Last year I hiked with a friend up the Lamar River Trail in Yellowstone. Out of the nearby forest rose the chorus of a wolf pack. As we listened to the musical howls, tears came to my eyes. We were in the presence of wildness, and were listening to what Aldo Leopold described as “an outburst of wild defiant sorrow, and of contempt for all the adversities of the world.”

Why are we so threatened by wolves and other predators? I understand they can be scary, injure people and livestock, and cause an occasional death, but so can automobiles and we certainly don’t advocate against the wholesale destruction of the car. Is our fear of death making us miss vital and beautiful (but perhaps not safe) experiences? I think so. And on that theme, I’ll end with another quote from Leopold from his affecting essay, “Thinking Like a Mountain.”

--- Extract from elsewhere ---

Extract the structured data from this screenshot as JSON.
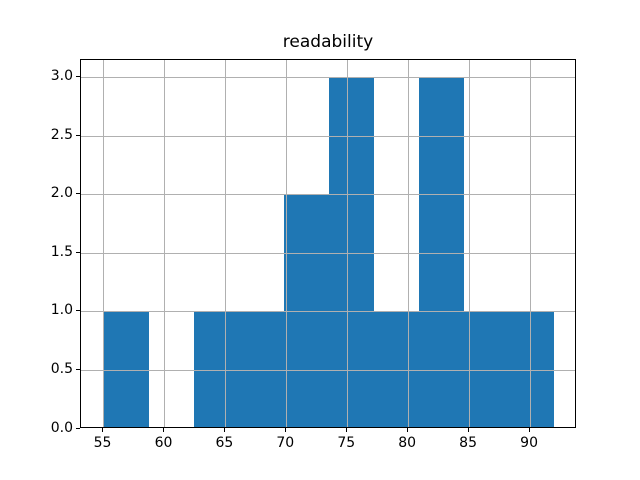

“We all strive for safety, prosperity, comfort, long life, and dullness. The deer strives with his supple legs, the cowman with trap and poison, the statesman with pen, the most of us with machines, votes, and dollars, but it all comes to the same thing: peace in our time. A measure of success in this is all well enough, and perhaps is a requisite to objective thinking, but too much safety seems to yield only danger in the long run. Perhaps this is behind Thoreau's dictum: In wildness is the salvation of the world. Perhaps this is the hidden meaning in the howl of the wolf, long known among mountains, but seldom perceived among men.”